The Sinclair Broadcast Group has been buying up TV stations throughout the country, and though Federal Communications Commission Chairman Ajit Pai has been under investigation for pushing rule changes that would benefit media companies with right-wing agendas, Sinclair’s impact is being felt.
With Sinclair now owning more than 170 news outlets in the U.S., making it the largest owner in the country, the fact the company’s executives are making local stations run pro-Donald Trump stances while bashing the media for delivering fake news is making much of the journalism community uncomfortable. Now, Deadspin has put together a supercut of the promo the anchors must read.
— Deadspin (@Deadspin) March 31, 2018
Why is this a big deal? As the left-leaning Think Progress writes:
Sinclair has long produced ‘must-run’ segments for its stations, dispersing them to its various subsidiaries and requiring the local stations to run controversial, typically conservative commentary promos alongside their regular news coverage. However, in recent weeks, it’s begun turning its sights on the competition, throwing in mentions of ‘fake news,’ among other things …
Sinclair regularly runs disinformation segments favorable to President Trump: one of its staples is a recurring pre-taped segment featuring Sinclair’s chief political analyst, Russian-born former Trump adviser Boris Epshteyn. As ThinkProgress previously reported, those segments frequently include misleading talking points and misinformation from the Trump administration, packaged as actual political analysis and news coverage.

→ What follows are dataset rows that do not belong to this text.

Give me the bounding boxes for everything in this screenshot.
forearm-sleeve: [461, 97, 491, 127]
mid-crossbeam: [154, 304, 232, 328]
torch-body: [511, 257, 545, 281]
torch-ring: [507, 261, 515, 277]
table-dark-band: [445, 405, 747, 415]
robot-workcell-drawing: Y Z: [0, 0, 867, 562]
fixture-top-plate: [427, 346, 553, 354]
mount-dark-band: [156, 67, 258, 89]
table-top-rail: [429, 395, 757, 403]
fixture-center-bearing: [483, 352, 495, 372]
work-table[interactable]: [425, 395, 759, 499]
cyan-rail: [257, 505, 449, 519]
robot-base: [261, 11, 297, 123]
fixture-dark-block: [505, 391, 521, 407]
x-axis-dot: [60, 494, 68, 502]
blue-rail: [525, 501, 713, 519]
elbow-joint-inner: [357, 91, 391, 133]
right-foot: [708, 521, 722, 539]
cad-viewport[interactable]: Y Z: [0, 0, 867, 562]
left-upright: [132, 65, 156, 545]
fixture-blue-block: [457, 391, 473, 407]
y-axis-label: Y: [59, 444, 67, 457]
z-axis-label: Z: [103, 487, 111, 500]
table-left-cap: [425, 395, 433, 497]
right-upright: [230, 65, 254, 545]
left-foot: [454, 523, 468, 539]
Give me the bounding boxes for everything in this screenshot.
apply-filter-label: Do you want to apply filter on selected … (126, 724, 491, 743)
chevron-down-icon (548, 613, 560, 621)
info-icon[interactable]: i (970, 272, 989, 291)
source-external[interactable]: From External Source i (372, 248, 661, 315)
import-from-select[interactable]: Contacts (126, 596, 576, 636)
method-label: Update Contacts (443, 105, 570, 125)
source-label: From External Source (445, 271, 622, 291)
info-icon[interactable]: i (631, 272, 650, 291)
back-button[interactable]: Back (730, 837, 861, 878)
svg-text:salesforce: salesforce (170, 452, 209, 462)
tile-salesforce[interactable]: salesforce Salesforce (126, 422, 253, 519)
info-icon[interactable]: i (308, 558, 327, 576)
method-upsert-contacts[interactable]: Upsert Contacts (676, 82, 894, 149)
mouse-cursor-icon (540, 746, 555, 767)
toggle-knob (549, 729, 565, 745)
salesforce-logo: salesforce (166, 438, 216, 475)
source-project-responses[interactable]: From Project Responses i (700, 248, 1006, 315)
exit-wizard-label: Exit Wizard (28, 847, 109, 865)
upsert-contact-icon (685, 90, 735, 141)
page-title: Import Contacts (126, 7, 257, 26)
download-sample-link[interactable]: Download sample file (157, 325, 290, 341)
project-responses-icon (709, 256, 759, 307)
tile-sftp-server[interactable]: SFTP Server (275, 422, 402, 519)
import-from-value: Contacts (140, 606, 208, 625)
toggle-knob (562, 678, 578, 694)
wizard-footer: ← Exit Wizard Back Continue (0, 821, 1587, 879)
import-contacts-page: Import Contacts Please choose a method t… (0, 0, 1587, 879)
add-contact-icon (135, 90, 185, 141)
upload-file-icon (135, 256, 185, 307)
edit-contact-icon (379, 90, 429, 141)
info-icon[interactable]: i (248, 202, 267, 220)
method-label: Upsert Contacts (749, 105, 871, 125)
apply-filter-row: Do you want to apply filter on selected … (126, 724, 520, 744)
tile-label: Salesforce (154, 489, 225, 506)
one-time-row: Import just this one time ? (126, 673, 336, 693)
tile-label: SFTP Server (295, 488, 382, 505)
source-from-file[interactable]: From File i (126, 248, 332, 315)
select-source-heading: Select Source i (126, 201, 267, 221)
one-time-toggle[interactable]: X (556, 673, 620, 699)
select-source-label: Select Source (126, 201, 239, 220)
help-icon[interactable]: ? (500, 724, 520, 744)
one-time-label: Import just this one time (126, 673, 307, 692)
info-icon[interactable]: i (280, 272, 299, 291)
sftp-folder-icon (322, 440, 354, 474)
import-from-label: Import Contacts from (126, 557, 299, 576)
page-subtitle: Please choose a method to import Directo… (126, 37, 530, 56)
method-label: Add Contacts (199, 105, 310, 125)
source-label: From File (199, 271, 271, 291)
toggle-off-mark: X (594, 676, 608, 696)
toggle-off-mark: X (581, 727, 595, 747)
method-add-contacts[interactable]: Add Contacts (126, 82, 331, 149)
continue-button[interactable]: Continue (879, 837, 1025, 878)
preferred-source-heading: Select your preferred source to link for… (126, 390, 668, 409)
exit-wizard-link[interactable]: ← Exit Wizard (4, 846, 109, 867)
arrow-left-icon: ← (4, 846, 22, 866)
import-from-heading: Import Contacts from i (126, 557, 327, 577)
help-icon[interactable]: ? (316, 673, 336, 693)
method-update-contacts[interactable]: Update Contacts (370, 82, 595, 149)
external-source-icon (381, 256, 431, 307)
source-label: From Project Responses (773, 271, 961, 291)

Jared Kushner, the president’s son-in-law and adviser, said in 2016 that the Trump campaign had agreed to a deal with Sinclair where Sinclair would get more access to Trump in exchange for more Trump-centric coverage.
Sinclair is also in the process of buying Tribune Media, which would give Sinclair another 42 TV stations and would give it the ability to broadcast to least 70 percent of U.S. homes.
As one anonymous anchor told CNN, “At my station, everyone was uncomfortable doing it.” Said another: “I felt like a POW recording a message.”